Das Beste aus zwei Jahrzehnten
– Am Donnerstag, dem 28. November 2013, wird im Plenarsaal der Berliner Akademie der Künste die Autobiografie „Im Schwanenhals“ von Helga M. Novak vorgestellt. Es lesen die Autorenkollegen Karin Kiwus, Wulf Kirsten, Michael Lentz und Gerd Loschütz. Beginn der Veranstaltung ist 20 Uhr. Frank Göhre über den dritten autobiografische Band der 1935 in Berlin-Köpenick geborenen und nach längeren Aufenthalten in Island, Italien, Jugoslawien, Portugal und Polen jetzt wieder in Brandenburg lebenden Schriftstellerin.

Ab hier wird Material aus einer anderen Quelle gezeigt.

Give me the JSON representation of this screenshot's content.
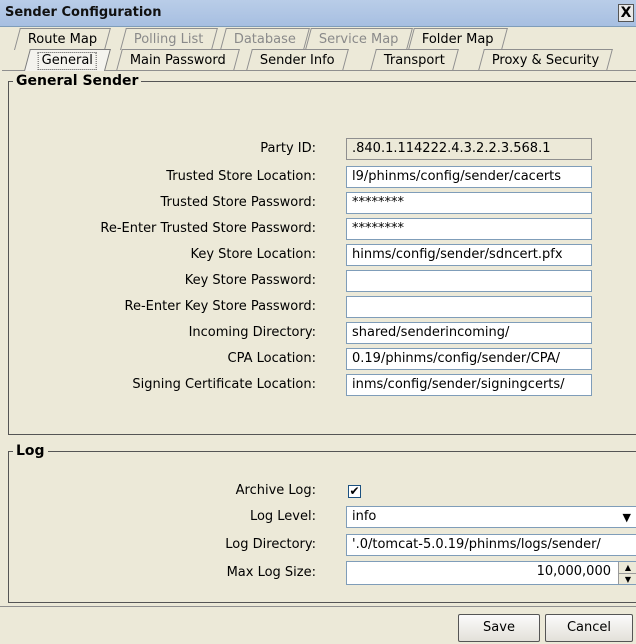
{
  "window": {
    "title": "Sender Configuration",
    "close_glyph": "X"
  },
  "tabs_row1": [
    {
      "label": "Route Map",
      "state": "normal"
    },
    {
      "label": "Polling List",
      "state": "disabled"
    },
    {
      "label": "Database",
      "state": "disabled"
    },
    {
      "label": "Service Map",
      "state": "disabled"
    },
    {
      "label": "Folder Map",
      "state": "normal"
    }
  ],
  "tabs_row2": [
    {
      "label": "General",
      "state": "selected"
    },
    {
      "label": "Main Password",
      "state": "normal"
    },
    {
      "label": "Sender Info",
      "state": "normal"
    },
    {
      "label": "Transport",
      "state": "normal"
    },
    {
      "label": "Proxy & Security",
      "state": "normal"
    }
  ],
  "general": {
    "legend": "General Sender",
    "fields": [
      {
        "label": "Party ID:",
        "value": ".840.1.114222.4.3.2.2.3.568.1",
        "readonly": true
      },
      {
        "label": "Trusted Store Location:",
        "value": "l9/phinms/config/sender/cacerts",
        "readonly": false
      },
      {
        "label": "Trusted Store Password:",
        "value": "********",
        "readonly": false
      },
      {
        "label": "Re-Enter Trusted Store Password:",
        "value": "********",
        "readonly": false
      },
      {
        "label": "Key Store Location:",
        "value": "hinms/config/sender/sdncert.pfx",
        "readonly": false
      },
      {
        "label": "Key Store Password:",
        "value": "",
        "readonly": false
      },
      {
        "label": "Re-Enter Key Store Password:",
        "value": "",
        "readonly": false
      },
      {
        "label": "Incoming Directory:",
        "value": "shared/senderincoming/",
        "readonly": false
      },
      {
        "label": "CPA Location:",
        "value": "0.19/phinms/config/sender/CPA/",
        "readonly": false
      },
      {
        "label": "Signing Certificate Location:",
        "value": "inms/config/sender/signingcerts/",
        "readonly": false
      }
    ]
  },
  "log": {
    "legend": "Log",
    "archive_label": "Archive Log:",
    "archive_checked": true,
    "archive_glyph": "✔",
    "level_label": "Log Level:",
    "level_value": "info",
    "dir_label": "Log Directory:",
    "dir_value": "'.0/tomcat-5.0.19/phinms/logs/sender/",
    "size_label": "Max Log Size:",
    "size_value": "10,000,000"
  },
  "buttons": {
    "save": "Save",
    "cancel": "Cancel"
  },
  "icons": {
    "dropdown": "chevron-down-icon",
    "spin_up": "spin-up-icon",
    "spin_down": "spin-down-icon"
  }
}
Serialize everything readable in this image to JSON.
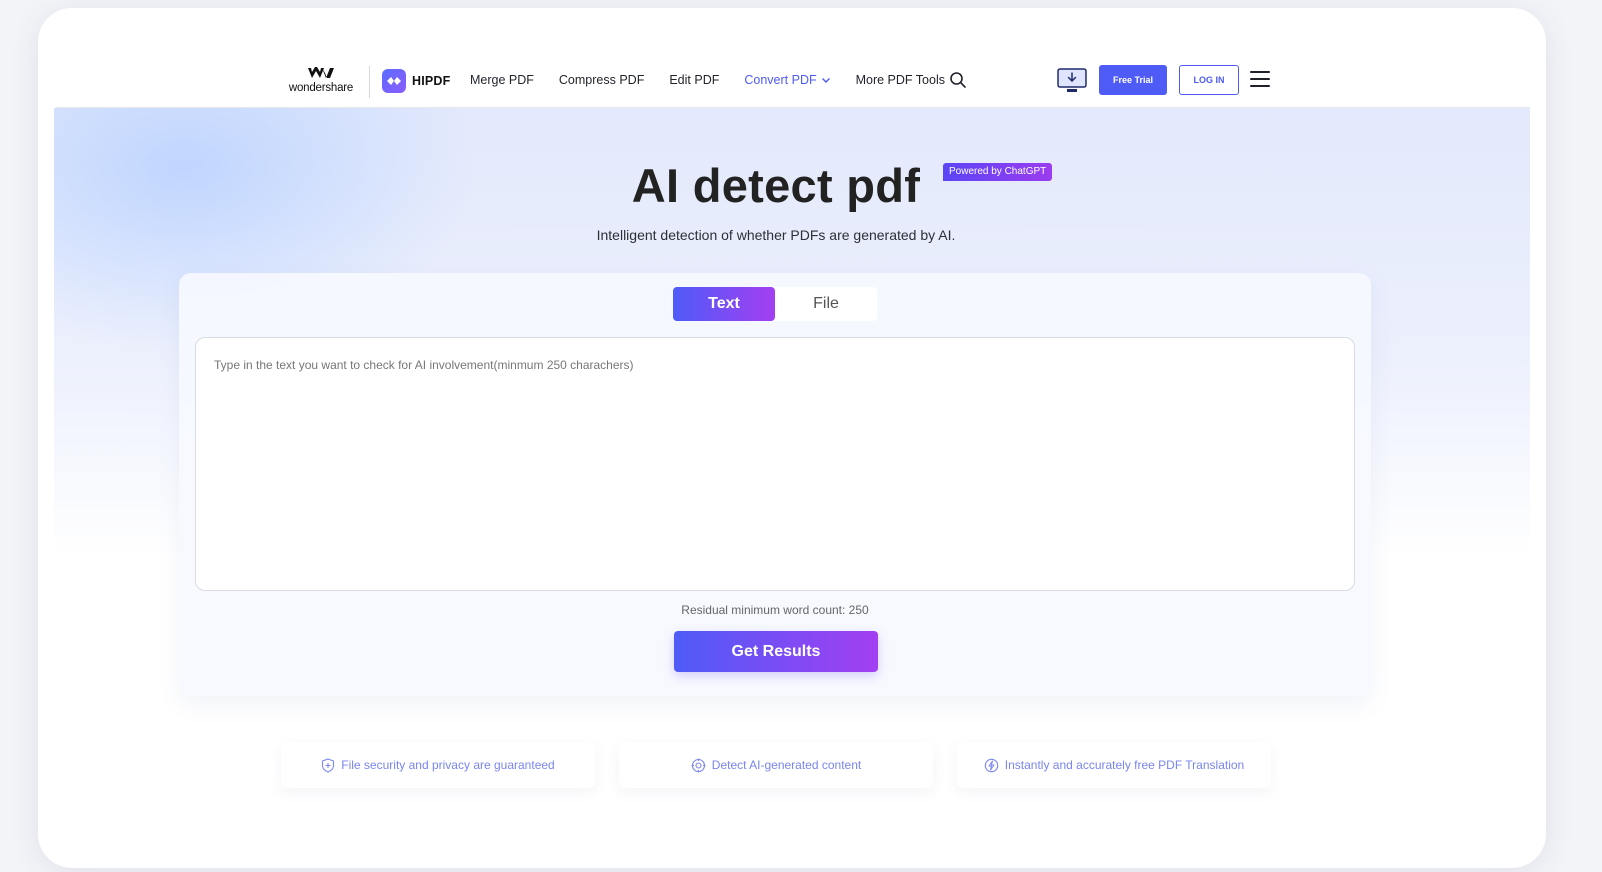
{
  "nav": {
    "brand_text": "wondershare",
    "product_name": "HIPDF",
    "menu": [
      {
        "label": "Merge PDF",
        "active": false
      },
      {
        "label": "Compress PDF",
        "active": false
      },
      {
        "label": "Edit PDF",
        "active": false
      },
      {
        "label": "Convert PDF",
        "active": true
      },
      {
        "label": "More PDF Tools",
        "active": false
      }
    ],
    "free_trial_label": "Free Trial",
    "login_label": "LOG IN"
  },
  "hero": {
    "title": "AI detect pdf",
    "badge": "Powered by ChatGPT",
    "subtitle": "Intelligent detection of whether PDFs are generated by AI."
  },
  "tool": {
    "tabs": [
      {
        "label": "Text",
        "active": true
      },
      {
        "label": "File",
        "active": false
      }
    ],
    "input": {
      "value": "",
      "placeholder": "Type in the text you want to check for AI involvement(minmum 250 charachers)"
    },
    "word_count": "Residual minimum word count: 250",
    "submit_label": "Get Results"
  },
  "features": [
    {
      "icon": "shield-plus-icon",
      "label": "File security and privacy are guaranteed"
    },
    {
      "icon": "target-icon",
      "label": "Detect AI-generated content"
    },
    {
      "icon": "lightning-icon",
      "label": "Instantly and accurately free PDF Translation"
    }
  ],
  "colors": {
    "accent": "#4e5bf7",
    "gradient_end": "#a33ff2",
    "feature_text": "#7a85f0"
  }
}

Er beginnt mit dem Eingeständnis einer Lüge und endet mit der Frage: „Wovor habe ich eigentlich solche Angst?“ Dazwischen liegen konfliktreiche und umtriebige Jahre. Helga M. Novak erzählt von ihrem Journalistikstudium an der Universität Leipzig, vom ihrem Leiden am Regime und der immer neuen Lust, sich und die Welt zu erkunden: „ … lange schwarze Haare, Pony, die Augen schwarz umrandet: Juliette Greco. Sie steckte in einem geraden schwarzen Mantel, darunter trug sie einen schwarzen Rollkragenpullover. So wollte ich auch aussehen, so wollte ich auch in einer Kneipe am Tresen stehen, und nur so wollte ich die Zigarette halten und das volle Glas.“
Sie hat eine Liebe mit einem isländischen Studenten, folgt ihm in seine Heimat und wird in der DDR zur „Republikflüchtigen“ erklärt. In der Ferne notiert sie: „Ich muss mir natürlich ganz genau überlegen, was ich tue, damit ich nicht hier Vernünftiges abbreche – dort wieder anfange und wieder scheitere.“ Doch genau so kommt es. Von der Liebe enttäuscht und zudem schwanger kehrt sie nach Leipzig zurück, wird „zur Bewährung in der Produktion“ zwangsverpflichtet, kann sich aber ebenso wenig einfügen wie zuvor: „Meine Neugier, mein Wissensdrang, mein Bedürfnis nach Aufklärung [stießen] an staatliche Grenzen. Das beleidigte, verletzte mich. Meine Gutwilligkeit zerstob.“
„Eine beachtenswerte Variante nicht-realistischen Schreibens über die Realität“
Nachdem sie ihr Studium wieder aufgenommen hat, wird sie kurz darauf als unbelehrbar „gegen den Staatsapparat Opponierende“ erneut exmatrikuliert und aus der DDR ausgewiesen. Sie geht wieder nach Island, arbeitet in einer Fischfabrik und schreibt Gedichte. Mit ihnen debütiert sie im Luchterhand Verlag, „damals – neun Jahre nach dem dortigen Debüt von Günter Grass – ein Entreebillett in die Literatur der Bundesrepublik, insbesondere die Gruppe 47.“ (Hannes Schwenger im Tagesspiegel). Und in der Tat macht Helga M. Novak sich schnell einen Namen. Sie schreibt kurze Texte über den Alltag der so genannten kleinen Leute, über ihre Abhängigkeiten und ihr Streben nach einem anderen, besseren Leben. Sie ist dabei präziser und sprachlich radikaler als beispielsweise Günther Wallraff in seinen Sozialreportagen. „Gelungen ist ihr eine beachtenswerte Variante nicht-realistischen Schreibens über die Realität“, war seinerzeit in einer „Spiegel“ -Rezension zu lesen.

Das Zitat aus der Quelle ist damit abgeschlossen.